“In the United States, structures have been created to benefit those who are in power,” which means that people who are not in power face additional hardships that can affect their health, says Tiffany White. White is the Health Programs Manager, Healthy Communities Program, Cincinnati Health Department. She facilitates the Live-Work-Play Cincinnati Coalition.
“Live-Work-Play is a multi-sector coalition that works to improve health outcomes through social needs,” White says. “Community partners meet monthly to discuss different topics that are geared toward addressing the social determinants of health,” which are the environmental factors—good and bad—that affect every person’s health outcomes.
Community partners involved in the coalition include Health Care Access Now, the Health Collaborative, bi3, Cradle Cincinnati, the American Heart Association, and many more. “The coalition works together and with neighborhood councils, managed care plans, and other community resources, such as La Soupe.”
Working to improve community conditions
White recently changed roles within the health department; she previously worked with the Special Supplemental Nutrition Program for Women, Infants, and Children (WIC), meaning maternal and infant health was her primary focus.
“It’s a huge indicator of health status in the community. Black women are three times more likely than their white counterparts to die in childbirth. That’s directly related to built environment, socioeconomic status, and access to health care.”
Birthing parent and infant mortality rates clearly demonstrate the health inequities suffered by historically marginalized populations. And the Live-Work-Play Coalition works to improve community conditions that can exacerbate health issues all throughout people’s lives.
For example, the fire department was a recent Live-Work-Play coalition meeting presenter, educating coalition partners about how the fire department helps community members increase safety, so that partners can impart this information in their outreach. This includes safe space heater usage, installation and maintenance of smoke detectors, and correct car seat installation.
“The fire department provides this education directly to communities based on demand—but the only neighborhoods that have requested it are among the most affluent in the city,” says White, adding that this situation is a microcosm of the way social resources wind up being distributed. The coalition is working with the fire department to develop flyers and advertising for proper car seat installation so that the information can be more equitably distributed in the community. This, White says, is one of the coalition’s mandates: to raise awareness of existing resources.
Economic insecurity and social determinants of health
“Systems are built to be profitable,” says White, adding that the housing sector demonstrates how that creates unhealthy conditions for financially unstable people. “Both the location and the quality of housing available to low-income families affects their health,” she says.
Food deserts and food swamps (defined as an area with few grocery stores, but many non-nutritious options for procuring food, such as convenience stores and fast-food restaurants) are more likely to be neighborhoods where low-income people reside, for example.
“When people have lower access to quality protein, whole grains, and produce, and they have a higher intake of saturated fat, they have higher risks of chronic disease, such as hypertension, heart disease, and cancer.”

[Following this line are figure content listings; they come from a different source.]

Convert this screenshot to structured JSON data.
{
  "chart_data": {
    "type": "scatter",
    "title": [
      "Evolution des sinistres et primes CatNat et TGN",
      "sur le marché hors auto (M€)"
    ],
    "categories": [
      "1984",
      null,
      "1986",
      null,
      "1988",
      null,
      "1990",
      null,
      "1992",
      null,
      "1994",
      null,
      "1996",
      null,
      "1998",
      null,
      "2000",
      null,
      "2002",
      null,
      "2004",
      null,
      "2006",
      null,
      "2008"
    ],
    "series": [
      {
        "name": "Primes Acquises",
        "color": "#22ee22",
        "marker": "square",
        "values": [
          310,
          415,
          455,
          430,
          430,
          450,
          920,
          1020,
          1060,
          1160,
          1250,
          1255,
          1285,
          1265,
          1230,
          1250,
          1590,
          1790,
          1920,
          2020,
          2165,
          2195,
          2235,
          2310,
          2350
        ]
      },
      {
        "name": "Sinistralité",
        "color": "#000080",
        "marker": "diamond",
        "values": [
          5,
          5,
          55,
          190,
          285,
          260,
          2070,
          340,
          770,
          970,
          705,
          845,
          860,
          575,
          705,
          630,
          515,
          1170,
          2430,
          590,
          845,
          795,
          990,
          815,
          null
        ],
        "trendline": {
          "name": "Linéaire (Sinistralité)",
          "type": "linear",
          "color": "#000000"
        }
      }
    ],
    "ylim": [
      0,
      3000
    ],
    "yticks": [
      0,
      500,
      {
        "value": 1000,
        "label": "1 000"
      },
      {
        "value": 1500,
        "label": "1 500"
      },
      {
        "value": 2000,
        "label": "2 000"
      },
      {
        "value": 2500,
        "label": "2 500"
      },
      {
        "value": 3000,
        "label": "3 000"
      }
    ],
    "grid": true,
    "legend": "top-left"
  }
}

Not only that, but low-income neighborhoods are more likely to have environmental exposures, such as poor air quality and lead exposure, which can impact long-term health. “The housing itself can cause some of those issues,” White says.
Those are but a few examples of the ways in which financial instability can influence health. And stress—which is a major issue for low-income families—compounds health challenges by increasing allostatic load (wear and tear on the body), “which has a huge impact on your body function and can lead to chronic disease.”
White says, “Children who are raised with a high allostatic load tend to cycle back into the same story and are unable to access the steppingstones out of poverty. They have no safety net.”
She also points out that the focus of many nonprofits, activists, and community resources has been on finding pathways for individuals to climb out of poverty, rather than on figuring out ways in which the long-term burdens of negative social determinants of health can be decreased.
“We need to listen to [community members’] actual needs and then analyze policies, environments, and systems that are creating vulnerabilities. Then, we can look at areas of opportunities to work with community partners.”
Changing the structures so that they are not solely benefiting those in power can have a profound positive effect on the health and wellbeing of all people.